Safety-Critical Applications:-
A safety critical system is one that must function correctly to avoid human injury, human death, damage to property, financial loss, damage to the natural environment, or devastating systemic effects (such as a catastrophic drop in stock market prices). A system is judged to be safety critical when its use involves risk (a potential that a mishap could occur, with severe consequences). Most safety-critical systems are designed to assure the safe use of systems involving a hazard, a state or condition in which unsafe use of the system will inevitably result in a mishap; for example, a train moving at high speed poses a hazard. Most hazards are caused by the use of potentially dangerous or lethal amounts of energy, such as the potential kinetic energy of a train moving at high speed. See availability, fault tolerance, hazard, mishap, risk.
Importance To Learn:-
Safety critical systems (SCS) are systems designed with the intent of curbing the effects of an accident from a hazardous event.

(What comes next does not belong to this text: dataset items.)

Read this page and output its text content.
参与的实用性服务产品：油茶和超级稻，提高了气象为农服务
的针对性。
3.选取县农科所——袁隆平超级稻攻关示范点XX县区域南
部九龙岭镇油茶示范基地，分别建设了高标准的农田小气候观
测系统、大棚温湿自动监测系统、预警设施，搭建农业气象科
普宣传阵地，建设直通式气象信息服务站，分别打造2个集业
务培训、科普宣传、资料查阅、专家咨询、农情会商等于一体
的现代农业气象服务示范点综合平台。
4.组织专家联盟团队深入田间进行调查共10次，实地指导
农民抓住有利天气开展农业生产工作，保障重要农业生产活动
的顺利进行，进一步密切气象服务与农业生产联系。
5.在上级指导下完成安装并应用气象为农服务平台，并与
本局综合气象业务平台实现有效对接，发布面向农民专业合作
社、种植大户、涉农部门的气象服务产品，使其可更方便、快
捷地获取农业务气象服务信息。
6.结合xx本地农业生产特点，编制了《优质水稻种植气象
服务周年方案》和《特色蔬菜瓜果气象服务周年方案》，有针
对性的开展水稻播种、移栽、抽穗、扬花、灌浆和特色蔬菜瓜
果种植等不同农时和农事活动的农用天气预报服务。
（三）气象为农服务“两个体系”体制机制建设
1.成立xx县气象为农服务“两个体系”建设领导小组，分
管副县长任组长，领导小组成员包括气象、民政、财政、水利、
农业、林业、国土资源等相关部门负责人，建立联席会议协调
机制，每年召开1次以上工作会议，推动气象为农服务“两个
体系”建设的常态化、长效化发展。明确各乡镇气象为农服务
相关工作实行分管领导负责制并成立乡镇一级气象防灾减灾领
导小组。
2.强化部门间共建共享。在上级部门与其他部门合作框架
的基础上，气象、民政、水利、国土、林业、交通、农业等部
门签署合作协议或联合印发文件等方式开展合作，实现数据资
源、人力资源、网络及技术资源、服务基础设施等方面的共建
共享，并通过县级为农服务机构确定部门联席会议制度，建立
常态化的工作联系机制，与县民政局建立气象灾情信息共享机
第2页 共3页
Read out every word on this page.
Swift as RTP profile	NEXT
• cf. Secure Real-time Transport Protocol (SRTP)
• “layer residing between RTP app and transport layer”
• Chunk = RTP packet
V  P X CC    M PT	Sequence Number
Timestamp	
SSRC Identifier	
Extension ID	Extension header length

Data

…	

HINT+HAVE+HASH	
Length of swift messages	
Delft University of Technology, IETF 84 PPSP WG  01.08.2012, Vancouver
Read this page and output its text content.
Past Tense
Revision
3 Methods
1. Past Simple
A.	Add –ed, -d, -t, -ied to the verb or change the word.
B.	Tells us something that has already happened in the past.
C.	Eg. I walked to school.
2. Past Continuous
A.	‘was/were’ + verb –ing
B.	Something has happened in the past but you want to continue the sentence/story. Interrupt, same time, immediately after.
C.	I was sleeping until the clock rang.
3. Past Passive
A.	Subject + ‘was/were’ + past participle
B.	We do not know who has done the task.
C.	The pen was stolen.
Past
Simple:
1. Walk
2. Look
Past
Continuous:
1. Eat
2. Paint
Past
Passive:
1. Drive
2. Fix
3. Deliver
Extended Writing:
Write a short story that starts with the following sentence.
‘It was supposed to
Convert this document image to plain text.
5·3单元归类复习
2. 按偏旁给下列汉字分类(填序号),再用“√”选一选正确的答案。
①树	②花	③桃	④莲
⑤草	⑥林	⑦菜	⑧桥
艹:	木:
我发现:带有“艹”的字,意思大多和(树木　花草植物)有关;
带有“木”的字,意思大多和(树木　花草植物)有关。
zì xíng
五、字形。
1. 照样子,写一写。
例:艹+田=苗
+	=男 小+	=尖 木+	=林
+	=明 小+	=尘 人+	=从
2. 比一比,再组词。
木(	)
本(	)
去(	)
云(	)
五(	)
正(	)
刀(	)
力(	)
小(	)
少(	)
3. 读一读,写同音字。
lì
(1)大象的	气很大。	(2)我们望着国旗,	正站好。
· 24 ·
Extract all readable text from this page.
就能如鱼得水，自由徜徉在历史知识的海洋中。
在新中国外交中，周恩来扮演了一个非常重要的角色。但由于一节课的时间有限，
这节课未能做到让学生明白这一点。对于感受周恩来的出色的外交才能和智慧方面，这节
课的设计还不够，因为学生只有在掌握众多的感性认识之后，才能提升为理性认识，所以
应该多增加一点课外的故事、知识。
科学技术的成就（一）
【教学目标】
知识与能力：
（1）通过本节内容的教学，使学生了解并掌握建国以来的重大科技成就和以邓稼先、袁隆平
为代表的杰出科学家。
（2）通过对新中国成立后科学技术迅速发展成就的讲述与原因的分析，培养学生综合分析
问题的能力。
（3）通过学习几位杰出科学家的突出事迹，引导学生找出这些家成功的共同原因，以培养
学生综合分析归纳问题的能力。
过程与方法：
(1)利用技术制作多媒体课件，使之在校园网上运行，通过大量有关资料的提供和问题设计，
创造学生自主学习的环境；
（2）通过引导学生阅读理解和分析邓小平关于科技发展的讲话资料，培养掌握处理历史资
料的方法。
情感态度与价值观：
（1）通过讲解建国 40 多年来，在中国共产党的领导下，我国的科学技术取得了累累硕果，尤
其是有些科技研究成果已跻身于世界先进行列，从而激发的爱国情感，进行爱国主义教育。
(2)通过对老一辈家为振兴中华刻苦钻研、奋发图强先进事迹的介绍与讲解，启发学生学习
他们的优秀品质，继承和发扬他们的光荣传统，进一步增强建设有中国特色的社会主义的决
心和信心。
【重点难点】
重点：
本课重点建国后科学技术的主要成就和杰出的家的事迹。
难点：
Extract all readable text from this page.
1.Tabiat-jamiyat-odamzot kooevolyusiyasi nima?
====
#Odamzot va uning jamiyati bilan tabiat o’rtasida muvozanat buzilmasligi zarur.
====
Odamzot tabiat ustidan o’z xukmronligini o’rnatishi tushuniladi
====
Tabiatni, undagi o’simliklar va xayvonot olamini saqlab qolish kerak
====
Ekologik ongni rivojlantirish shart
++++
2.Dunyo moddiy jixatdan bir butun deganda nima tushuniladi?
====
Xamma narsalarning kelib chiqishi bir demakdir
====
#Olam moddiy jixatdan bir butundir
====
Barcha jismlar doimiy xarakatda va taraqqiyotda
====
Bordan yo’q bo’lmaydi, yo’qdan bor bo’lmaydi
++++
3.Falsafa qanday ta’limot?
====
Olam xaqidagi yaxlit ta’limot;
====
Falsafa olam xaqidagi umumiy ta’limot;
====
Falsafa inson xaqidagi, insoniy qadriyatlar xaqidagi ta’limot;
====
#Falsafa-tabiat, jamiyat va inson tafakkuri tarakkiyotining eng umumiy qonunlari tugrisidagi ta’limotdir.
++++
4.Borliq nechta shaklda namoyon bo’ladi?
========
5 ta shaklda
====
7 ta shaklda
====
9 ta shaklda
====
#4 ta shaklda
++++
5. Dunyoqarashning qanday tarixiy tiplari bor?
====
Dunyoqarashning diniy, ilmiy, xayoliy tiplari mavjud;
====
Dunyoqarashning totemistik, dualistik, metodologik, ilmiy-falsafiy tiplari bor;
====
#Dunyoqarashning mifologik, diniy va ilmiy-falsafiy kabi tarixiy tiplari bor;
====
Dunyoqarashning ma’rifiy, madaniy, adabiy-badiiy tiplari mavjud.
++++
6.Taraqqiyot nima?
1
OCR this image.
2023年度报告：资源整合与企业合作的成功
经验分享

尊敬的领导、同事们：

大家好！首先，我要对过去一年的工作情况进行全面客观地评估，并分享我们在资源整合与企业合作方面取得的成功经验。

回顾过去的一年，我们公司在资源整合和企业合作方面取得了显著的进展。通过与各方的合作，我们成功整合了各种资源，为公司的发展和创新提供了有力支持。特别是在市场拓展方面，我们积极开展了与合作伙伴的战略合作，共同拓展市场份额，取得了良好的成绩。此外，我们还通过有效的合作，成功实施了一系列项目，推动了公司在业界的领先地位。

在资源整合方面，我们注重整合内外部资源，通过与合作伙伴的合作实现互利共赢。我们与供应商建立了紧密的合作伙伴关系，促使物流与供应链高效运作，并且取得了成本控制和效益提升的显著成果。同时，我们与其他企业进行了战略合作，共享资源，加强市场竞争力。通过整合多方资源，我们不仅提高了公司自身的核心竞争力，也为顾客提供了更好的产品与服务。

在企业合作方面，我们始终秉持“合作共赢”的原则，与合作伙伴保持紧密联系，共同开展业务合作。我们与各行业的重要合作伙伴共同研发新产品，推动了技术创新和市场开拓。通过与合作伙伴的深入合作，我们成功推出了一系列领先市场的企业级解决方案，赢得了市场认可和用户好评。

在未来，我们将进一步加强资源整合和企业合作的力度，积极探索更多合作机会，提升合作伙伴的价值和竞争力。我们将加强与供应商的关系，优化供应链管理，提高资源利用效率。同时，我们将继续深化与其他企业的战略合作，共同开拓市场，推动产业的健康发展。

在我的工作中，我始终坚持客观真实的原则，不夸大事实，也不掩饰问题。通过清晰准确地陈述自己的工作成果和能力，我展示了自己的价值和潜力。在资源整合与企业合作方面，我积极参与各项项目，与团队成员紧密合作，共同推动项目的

This can be implemented in the aviation industry, the medical profession, nuclear testing, even the Financial sector, as there could be deaths stemming from financial loss too. It is an application where human safety depends on the correct usage of the software program. Safety Engineering emerged in the 1950's and 1960's to help control hazards that emerged from potentially dangerous missile and rocketry projects, and has only grown as more technologies rely on computers. It is important that in these systems, safety is designed into the product rather than it being an afterthought. Simplifying these types of systems is bad as it increases the opportunity for a single component’s malfunction to cause a system wide failure. Small errors in a system can rapidly develop into a system wide failure that creates hazards. In many ways it can be difficult for people to decide when these systems become truly safe enough for widespread use.
So that is why we can say that safety-critical applications are very important to learn.